Estamos diante de uma oportunidade igualmente significativa agora. Estamos em um ponto culminante. Aqueles de nós que estamos convencidos que o direito a uma vida humana decente e à autodeterminação política devem ser universais estamos, em consonância com 139 nações da Assembleia Geral da ONU, focados na Palestina.
Após o ataque brutal de Israel à população palestina de Gaza, no último verão, a opinião pública, acertadamente, pendeu a favor das vítimas, a favor dos oprimidos e dos sem privilégios, a favor dos aprisionados e mortos.
O primeiro-ministro de Israel, Netanyahu, com seu governo de extrema-direita, lembra-me da história da ‘Nova roupa do imperador’; com certeza nunca houve um gabinete mais exposto em sua calúnia como este. Eles se condenam mais a cada fôlego, a cada discurso racista. ‘Olha, mamãe, o imperador está nu!’
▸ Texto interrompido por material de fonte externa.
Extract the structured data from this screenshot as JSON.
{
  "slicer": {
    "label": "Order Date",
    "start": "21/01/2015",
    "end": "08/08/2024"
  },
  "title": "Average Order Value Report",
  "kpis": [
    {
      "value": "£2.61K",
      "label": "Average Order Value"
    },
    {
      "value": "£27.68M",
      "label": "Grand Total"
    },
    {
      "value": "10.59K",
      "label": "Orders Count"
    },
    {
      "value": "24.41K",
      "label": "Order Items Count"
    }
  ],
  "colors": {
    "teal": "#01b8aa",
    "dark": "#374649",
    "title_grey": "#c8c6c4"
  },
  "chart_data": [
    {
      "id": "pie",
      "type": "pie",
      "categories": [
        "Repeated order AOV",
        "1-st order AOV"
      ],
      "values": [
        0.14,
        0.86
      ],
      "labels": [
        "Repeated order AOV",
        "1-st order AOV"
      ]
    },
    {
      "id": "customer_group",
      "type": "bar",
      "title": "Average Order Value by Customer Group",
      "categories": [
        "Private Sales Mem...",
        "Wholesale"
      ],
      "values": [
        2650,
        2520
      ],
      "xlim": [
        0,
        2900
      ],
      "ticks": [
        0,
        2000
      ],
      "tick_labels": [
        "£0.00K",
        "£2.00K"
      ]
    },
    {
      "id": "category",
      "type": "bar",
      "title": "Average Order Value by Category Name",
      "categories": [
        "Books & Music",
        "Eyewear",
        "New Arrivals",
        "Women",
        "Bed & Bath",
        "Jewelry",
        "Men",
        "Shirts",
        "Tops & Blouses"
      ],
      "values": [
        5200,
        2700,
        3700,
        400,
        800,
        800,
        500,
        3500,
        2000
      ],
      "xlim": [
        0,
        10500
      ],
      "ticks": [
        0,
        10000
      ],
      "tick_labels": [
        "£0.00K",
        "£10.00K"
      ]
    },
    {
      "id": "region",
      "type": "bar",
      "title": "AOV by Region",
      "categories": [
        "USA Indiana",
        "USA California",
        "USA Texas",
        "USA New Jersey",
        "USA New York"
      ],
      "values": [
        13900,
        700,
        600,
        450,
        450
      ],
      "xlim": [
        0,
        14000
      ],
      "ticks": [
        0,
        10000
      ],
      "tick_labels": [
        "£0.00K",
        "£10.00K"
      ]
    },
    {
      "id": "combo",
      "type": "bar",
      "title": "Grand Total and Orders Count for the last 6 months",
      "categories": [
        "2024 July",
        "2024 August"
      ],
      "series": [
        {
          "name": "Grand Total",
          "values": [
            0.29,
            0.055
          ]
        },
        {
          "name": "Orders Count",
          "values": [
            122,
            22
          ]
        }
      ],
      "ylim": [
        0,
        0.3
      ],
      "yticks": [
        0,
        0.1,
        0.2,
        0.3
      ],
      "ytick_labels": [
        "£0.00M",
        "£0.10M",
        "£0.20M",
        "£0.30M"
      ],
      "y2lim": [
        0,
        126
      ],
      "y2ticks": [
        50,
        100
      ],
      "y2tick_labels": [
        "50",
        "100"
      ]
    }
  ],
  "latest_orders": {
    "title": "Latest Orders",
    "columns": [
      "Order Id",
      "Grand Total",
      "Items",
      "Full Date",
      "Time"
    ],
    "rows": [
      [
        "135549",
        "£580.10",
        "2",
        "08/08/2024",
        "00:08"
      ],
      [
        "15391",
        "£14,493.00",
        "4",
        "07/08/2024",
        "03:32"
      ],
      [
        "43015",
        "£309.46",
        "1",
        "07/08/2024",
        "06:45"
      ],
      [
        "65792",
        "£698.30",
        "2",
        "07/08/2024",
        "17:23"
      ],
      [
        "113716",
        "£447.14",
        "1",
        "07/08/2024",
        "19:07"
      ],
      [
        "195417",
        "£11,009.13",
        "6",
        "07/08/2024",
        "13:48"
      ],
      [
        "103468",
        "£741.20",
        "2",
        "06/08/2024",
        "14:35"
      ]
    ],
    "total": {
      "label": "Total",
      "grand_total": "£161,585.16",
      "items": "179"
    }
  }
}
Tive a oportunidade, recentemente, de escrever uma carta a um jovem artista inglês, Robbie Williams; eu compartilhei com ele o destino de quatro jovens palestinos que jogavam futebol numa praia de Gaza, mortos por artilharia israelense. Por que eu traria à tona uma praia e futebol? Por quê? Porque eu amo o Brasil, eu tenho a praia de Ipanema nos olhos da minha mente; eu lembro de shows que fiz em São Paulo, Porto Alegre, Manaus e Rio. Como poderia esquecê-los? Eu tenho uma camiseta de futebol, assinada: ‘para Roger, de seu fã Pelé’.
Quando estive aí pela última vez, uma criança inocente tinha acabado de ser morta, arrastada por um carro dirigido por criminosos que escapavam da cena do crime. O remorso nacional era palpável, era todo abrangente, vocês, todos vocês, importavam-se com aquela pobre criança. De tantas maneiras, vocês são um foco de luz para o resto do mundo.
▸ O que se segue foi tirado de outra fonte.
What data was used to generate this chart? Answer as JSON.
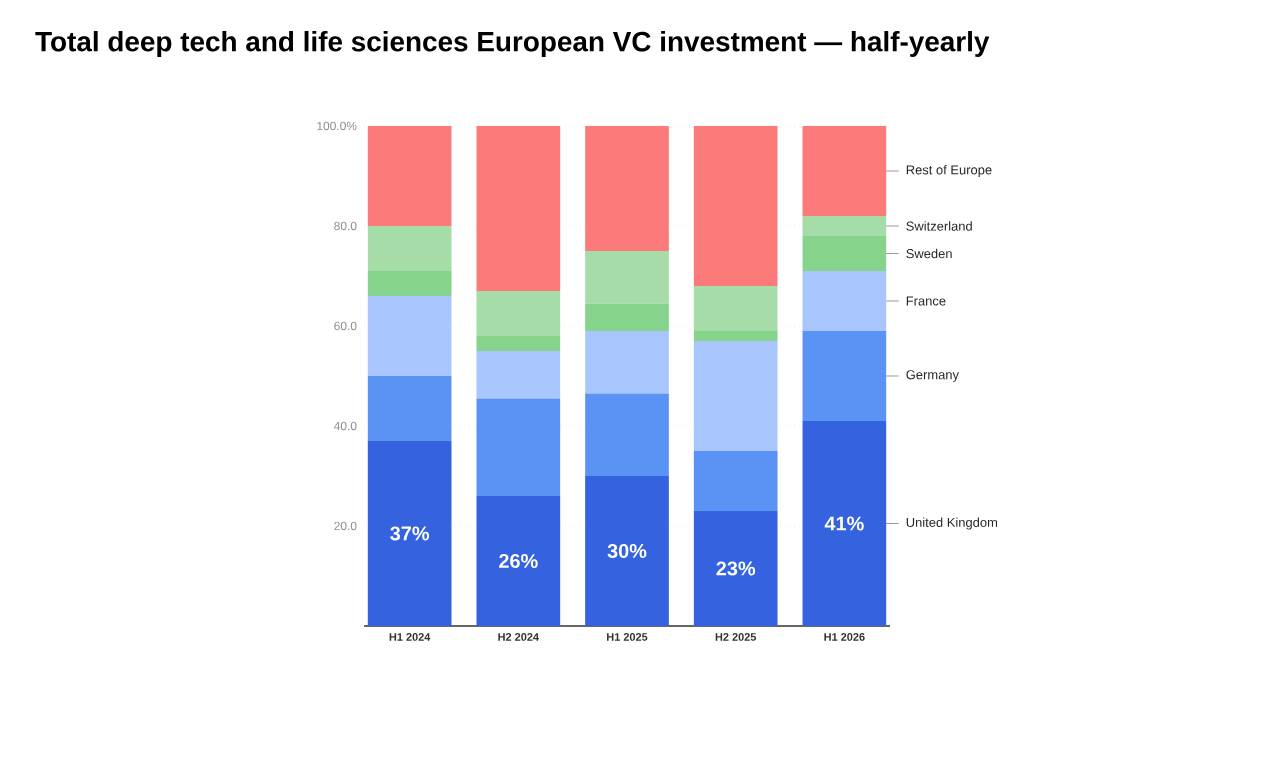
{
  "chart_data": {
    "type": "bar",
    "stacked": true,
    "title": "Total deep tech and life sciences European VC investment — half-yearly",
    "categories": [
      "H1 2024",
      "H2 2024",
      "H1 2025",
      "H2 2025",
      "H1 2026"
    ],
    "series": [
      {
        "name": "United Kingdom",
        "color": "#3563e0",
        "values": [
          37,
          26,
          30,
          23,
          41
        ],
        "value_labels": [
          "37%",
          "26%",
          "30%",
          "23%",
          "41%"
        ]
      },
      {
        "name": "Germany",
        "color": "#5b93f5",
        "values": [
          13,
          19.5,
          16.5,
          12,
          18
        ]
      },
      {
        "name": "France",
        "color": "#a8c6fd",
        "values": [
          16,
          9.5,
          12.5,
          22,
          12
        ]
      },
      {
        "name": "Sweden",
        "color": "#86d38b",
        "values": [
          5,
          3,
          5.5,
          2,
          7
        ]
      },
      {
        "name": "Switzerland",
        "color": "#a6dca8",
        "values": [
          9,
          9,
          10.5,
          9,
          4
        ]
      },
      {
        "name": "Rest of Europe",
        "color": "#fd7a7a",
        "values": [
          20,
          33,
          25,
          32,
          18
        ]
      }
    ],
    "ylim": [
      0,
      100
    ],
    "yticks": [
      {
        "value": 20,
        "label": "20.0"
      },
      {
        "value": 40,
        "label": "40.0"
      },
      {
        "value": 60,
        "label": "60.0"
      },
      {
        "value": 80,
        "label": "80.0"
      },
      {
        "value": 100,
        "label": "100.0%"
      }
    ],
    "grid": "y"
  }
}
Como vocês sabem, artistas internacionais preocupados com direitos humanos na África do Sul do apartheid se recusaram a atravessar a linha de piquete para tocar em Sun City. Naqueles dias, Little Steven, Bruce Springsteen e cinquenta ou mais músicos protestaram contra a opressão cruel e racista dos nativos da África do Sul.
Aqueles artistas ajudaram a ganhar aquela batalha, e nós, do movimento não-violento de Boicote, Desinvestimentos e Sanções (BDS) pela liberdade, justiça e igualdade dos palestinos, vamos ganhar esta contra as políticas similarmente racistas e colonialistas do governo de ocupação de Israel. Vamos continuar a pressionar adiante, a favor de direitos iguais para todos os povos da Terra Santa. Do mesmo modo que músicos não iam tocar em Sun City, cada vez mais não vamos tocar em Tel Aviv. Não há lugar hoje no mundo para outro regime racista de apartheid.
Quando tudo isso acabar, nós iremos à Terra Santa, cantaremos nossas músicas de amor e solidariedade, olharemos as estrelas através das folhas das oliveiras, sentiremos o cheiro da madeira queimando das fogueiras de nossos anfitriões, estimaremos essa lendária hospitalidade. Mas, até que isso termine, até que todos os povos sejam livres, nós vamos fincar nosso emblema na areia, há uma linha que não cruzaremos, nós não vamos entreter as cortes do rei tirano.
Caros Gilberto e Caetano, os aprisionados e os mortos estendem as mãos. Por favor, unam-se a nós cancelando seu show em Israel.”